Мегаполис – супермаркеты, комбинаты услуг и общественного питания, таксопарки и троллейбусные парки. Трудно знать в лицо машиниста метро. Крохотные магазины и кафе в шаговой доступности обычно мало живут. В сетевых – текучесть кадров. В итоге я не отличаю ближайшей к дому «Шоколадницы» от «Шоколадницы» в Петербурге, потому что в ближайшей не различают меня. Мечта моего одноклассника остается мечтой.

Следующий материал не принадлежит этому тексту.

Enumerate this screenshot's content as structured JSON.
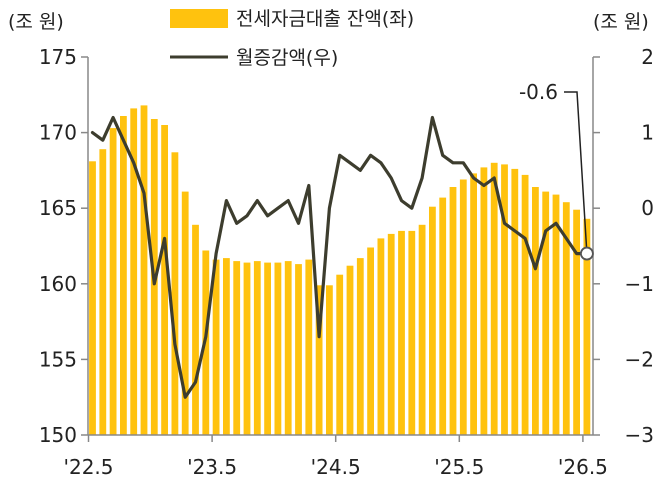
{
  "chart_data": {
    "type": "bar+line",
    "left_axis": {
      "unit": "(조 원)",
      "min": 150,
      "max": 175,
      "ticks": [
        150,
        155,
        160,
        165,
        170,
        175
      ]
    },
    "right_axis": {
      "unit": "(조 원)",
      "min": -3,
      "max": 2,
      "ticks": [
        -3,
        -2,
        -1,
        0,
        1,
        2
      ]
    },
    "x_ticks": [
      "'22.5",
      "'23.5",
      "'24.5",
      "'25.5",
      "'26.5"
    ],
    "series": [
      {
        "name": "전세자금대출 잔액(좌)",
        "type": "bar",
        "color": "#FFC20E",
        "values": [
          168.1,
          168.9,
          170.3,
          171.1,
          171.6,
          171.8,
          170.9,
          170.5,
          168.7,
          166.1,
          163.9,
          162.2,
          161.6,
          161.7,
          161.5,
          161.4,
          161.5,
          161.4,
          161.4,
          161.5,
          161.3,
          161.6,
          159.9,
          159.9,
          160.6,
          161.2,
          161.7,
          162.4,
          163.0,
          163.3,
          163.5,
          163.5,
          163.9,
          165.1,
          165.7,
          166.4,
          166.9,
          167.3,
          167.7,
          168.0,
          167.9,
          167.6,
          167.2,
          166.4,
          166.1,
          165.9,
          165.4,
          164.9,
          164.3
        ]
      },
      {
        "name": "월증감액(우)",
        "type": "line",
        "color": "#3D3D2E",
        "values": [
          1.0,
          0.9,
          1.2,
          0.9,
          0.6,
          0.2,
          -1.0,
          -0.4,
          -1.8,
          -2.5,
          -2.3,
          -1.7,
          -0.6,
          0.1,
          -0.2,
          -0.1,
          0.1,
          -0.1,
          0.0,
          0.1,
          -0.2,
          0.3,
          -1.7,
          0.0,
          0.7,
          0.6,
          0.5,
          0.7,
          0.6,
          0.4,
          0.1,
          0.0,
          0.4,
          1.2,
          0.7,
          0.6,
          0.6,
          0.4,
          0.3,
          0.4,
          -0.2,
          -0.3,
          -0.4,
          -0.8,
          -0.3,
          -0.2,
          -0.4,
          -0.6,
          -0.6
        ]
      }
    ],
    "annotation": {
      "label": "-0.6"
    }
  }
}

Попав после тридцати в деревню на несколько подряд долгих летних сезонов, я наблюдал, каково это – знать в лицо и по имени приблизительно всех: продавца, фельдшера, водителя автобуса, почтальона. Да еще на пару поколений вглубь, включая покойников. Постепенно, далеко не с первого года, я превратился из наблюдателя в робкого участника деревенской жизни. Но, положа руку на сердце, вряд ли она пришлась бы так уж по душе моему однокласснику и Хемингуэю. В ней все-таки больше от коммуналки.

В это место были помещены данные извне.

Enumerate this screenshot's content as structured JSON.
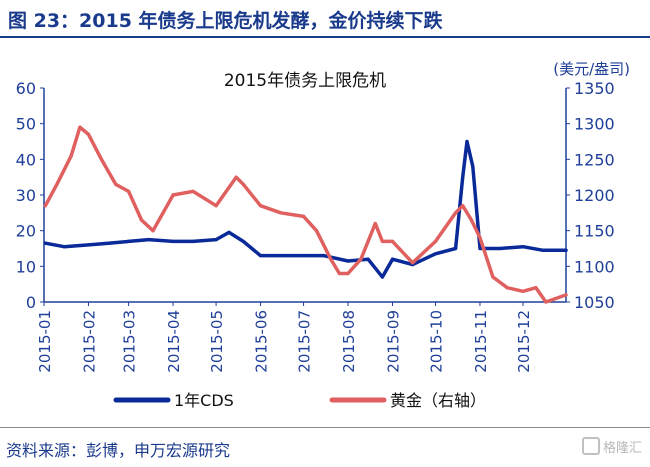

Если вкратце, встал Иван никакой, всклокоченный, опухший. В кальсонах проперся к крану, умылся, попил воды. Хорошо, если в одиночестве. Хуже, если под осуждающим взглядом Софьи Геннадьевны, хотя постепенно привыкаешь. Это и есть коммуналка – она же деревня. А вот другая ситуация.
Встал Джон – никакой, всклокоченный, опухший. Подошел к зеркалу, оценил ущерб. Исчез на десять минут в ванной – вышел уже приличный. А еще через десять минут появился на крыльце собственного дома в костюме, шляпе, с кейсом в руке и прямой спиной.

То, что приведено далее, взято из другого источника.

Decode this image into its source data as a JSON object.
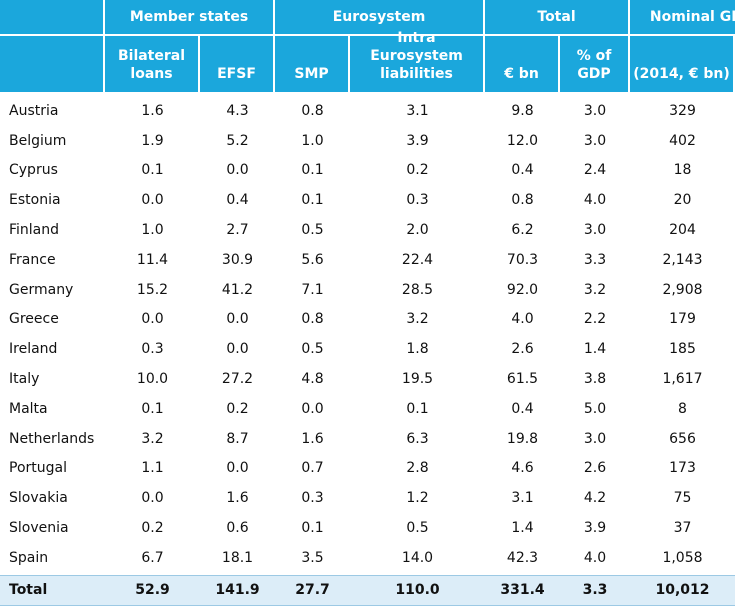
{
  "table": {
    "group_headers": [
      "Member states",
      "Eurosystem",
      "Total",
      "Nominal GDP"
    ],
    "column_headers": [
      "Bilateral loans",
      "EFSF",
      "SMP",
      "Intra Eurosystem liabilities",
      "€ bn",
      "% of GDP",
      "(2014, € bn)"
    ],
    "rows": [
      [
        "Austria",
        "1.6",
        "4.3",
        "0.8",
        "3.1",
        "9.8",
        "3.0",
        "329"
      ],
      [
        "Belgium",
        "1.9",
        "5.2",
        "1.0",
        "3.9",
        "12.0",
        "3.0",
        "402"
      ],
      [
        "Cyprus",
        "0.1",
        "0.0",
        "0.1",
        "0.2",
        "0.4",
        "2.4",
        "18"
      ],
      [
        "Estonia",
        "0.0",
        "0.4",
        "0.1",
        "0.3",
        "0.8",
        "4.0",
        "20"
      ],
      [
        "Finland",
        "1.0",
        "2.7",
        "0.5",
        "2.0",
        "6.2",
        "3.0",
        "204"
      ],
      [
        "France",
        "11.4",
        "30.9",
        "5.6",
        "22.4",
        "70.3",
        "3.3",
        "2,143"
      ],
      [
        "Germany",
        "15.2",
        "41.2",
        "7.1",
        "28.5",
        "92.0",
        "3.2",
        "2,908"
      ],
      [
        "Greece",
        "0.0",
        "0.0",
        "0.8",
        "3.2",
        "4.0",
        "2.2",
        "179"
      ],
      [
        "Ireland",
        "0.3",
        "0.0",
        "0.5",
        "1.8",
        "2.6",
        "1.4",
        "185"
      ],
      [
        "Italy",
        "10.0",
        "27.2",
        "4.8",
        "19.5",
        "61.5",
        "3.8",
        "1,617"
      ],
      [
        "Malta",
        "0.1",
        "0.2",
        "0.0",
        "0.1",
        "0.4",
        "5.0",
        "8"
      ],
      [
        "Netherlands",
        "3.2",
        "8.7",
        "1.6",
        "6.3",
        "19.8",
        "3.0",
        "656"
      ],
      [
        "Portugal",
        "1.1",
        "0.0",
        "0.7",
        "2.8",
        "4.6",
        "2.6",
        "173"
      ],
      [
        "Slovakia",
        "0.0",
        "1.6",
        "0.3",
        "1.2",
        "3.1",
        "4.2",
        "75"
      ],
      [
        "Slovenia",
        "0.2",
        "0.6",
        "0.1",
        "0.5",
        "1.4",
        "3.9",
        "37"
      ],
      [
        "Spain",
        "6.7",
        "18.1",
        "3.5",
        "14.0",
        "42.3",
        "4.0",
        "1,058"
      ]
    ],
    "total": [
      "Total",
      "52.9",
      "141.9",
      "27.7",
      "110.0",
      "331.4",
      "3.3",
      "10,012"
    ]
  }
}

– How are you, John? – не спрашивает, а приветствует его мистер Браун, поливая газон.
– Fine, – не врет в ответ Джон, а сигнализирует о том, что ситуация под контролем.
Хемингуэй.
Очевидно, даже банально, но это входит в пакет. Знакомые ландшафты – знакомые лица. Нога помнит трещины в асфальте – ухо помнит голоса. Сюда с удовольствием возвращаешься после интересной и содержательной поездки.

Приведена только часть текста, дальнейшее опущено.